Esta actitud de los mexicanos ha sido muy bien asimilada por los priístas tradicionales (y los ex priístas), que siempre entendieron que los valores religiosos, si bien explotables en ciertas coyunturas, con frecuencia se subordinan a las necesidades de empleo, comida, vivienda, etcétera.

Con la ultraderechización del PAN, el esquema de partidos se movió del centro a la derecha: ahora el PRI será percibido como un partido de derecha (en el mejor de los casos, de centro-derecha), y el PRD como la representación del centro-izquierda. Unos llenan el vacío de otros, como normalmente ocurre en política. Y este sutil cambio, pese a ser expuesto de manera esquemática, es el que llevará al PRI a alejarse del PAN, sin que esto quiera decir que se acercará al Partido de la Revolución Democrática.
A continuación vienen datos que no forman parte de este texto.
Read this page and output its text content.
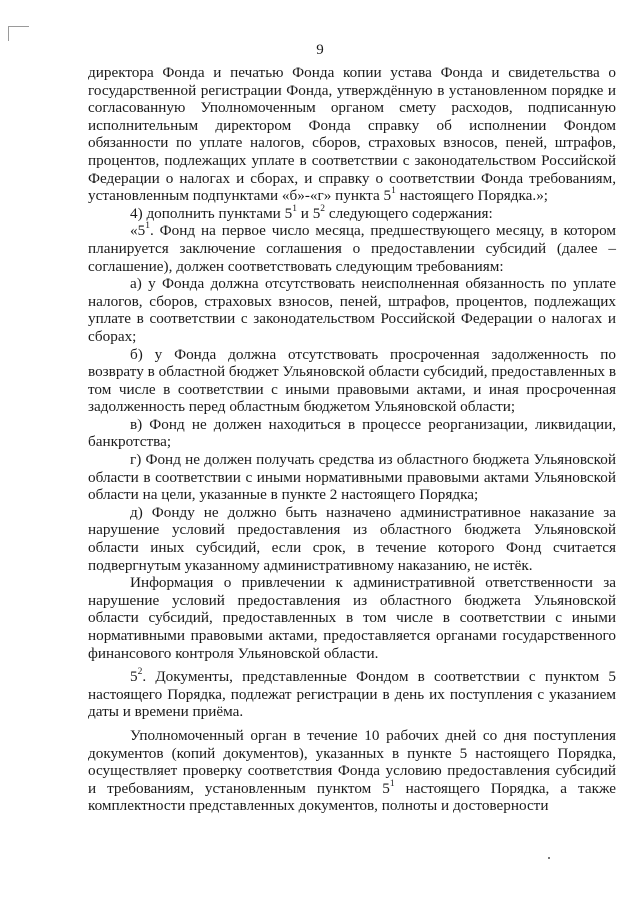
9

директора Фонда и печатью Фонда копии устава Фонда и свидетельства о государственной регистрации Фонда, утверждённую в установленном порядке и согласованную Уполномоченным органом смету расходов, подписанную исполнительным директором Фонда справку об исполнении Фондом обязанности по уплате налогов, сборов, страховых взносов, пеней, штрафов, процентов, подлежащих уплате в соответствии с законодательством Российской Федерации о налогах и сборах, и справку о соответствии Фонда требованиям, установленным подпунктами «б»-«г» пункта $5^1$ настоящего Порядка.»;

4) дополнить пунктами $5^1$ и $5^2$ следующего содержания:

«$5^1$. Фонд на первое число месяца, предшествующего месяцу, в котором планируется заключение соглашения о предоставлении субсидий (далее – соглашение), должен соответствовать следующим требованиям:

а) у Фонда должна отсутствовать неисполненная обязанность по уплате налогов, сборов, страховых взносов, пеней, штрафов, процентов, подлежащих уплате в соответствии с законодательством Российской Федерации о налогах и сборах;

б) у Фонда должна отсутствовать просроченная задолженность по возврату в областной бюджет Ульяновской области субсидий, предоставленных в том числе в соответствии с иными правовыми актами, и иная просроченная задолженность перед областным бюджетом Ульяновской области;

в) Фонд не должен находиться в процессе реорганизации, ликвидации, банкротства;

г) Фонд не должен получать средства из областного бюджета Ульяновской области в соответствии с иными нормативными правовыми актами Ульяновской области на цели, указанные в пункте 2 настоящего Порядка;

д) Фонду не должно быть назначено административное наказание за нарушение условий предоставления из областного бюджета Ульяновской области иных субсидий, если срок, в течение которого Фонд считается подвергнутым указанному административному наказанию, не истёк.

Информация о привлечении к административной ответственности за нарушение условий предоставления из областного бюджета Ульяновской области субсидий, предоставленных в том числе в соответствии с иными нормативными правовыми актами, предоставляется органами государственного финансового контроля Ульяновской области.

$5^2$. Документы, представленные Фондом в соответствии с пунктом 5 настоящего Порядка, подлежат регистрации в день их поступления с указанием даты и времени приёма.

Уполномоченный орган в течение 10 рабочих дней со дня поступления документов (копий документов), указанных в пункте 5 настоящего Порядка, осуществляет проверку соответствия Фонда условию предоставления субсидий и требованиям, установленным пунктом $5^1$ настоящего Порядка, а также комплектности представленных документов, полноты и достоверности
La primera prueba será frente al problema del desafuero que la ultraderecha ha querido utilizar contra López Obrador. La complicidad del PRI será ahora más difícil o, mejor, muy poco conveniente si todavía espera recuperar algo de la credibilidad que tuvo en el pasado. La segunda prueba será ante el no menos impopular intento de privatizar los energéticos del país. Deslindarse de Fox, de Marta Sahagún y de su escudero Manuel Espino (Soledad Loaeza dixit) se ha convertido, con la elección de este último en la presidencia del PAN, en una necesidad del PRI para competir decorosamente con el PRD si este partido llega a las elecciones con López Obrador como candidato. Y mi hipótesis es que llegará, paradójicamente, gracias a los diputados del PRI que le darán la espalda al PAN de Sahagún-Espino-Creel.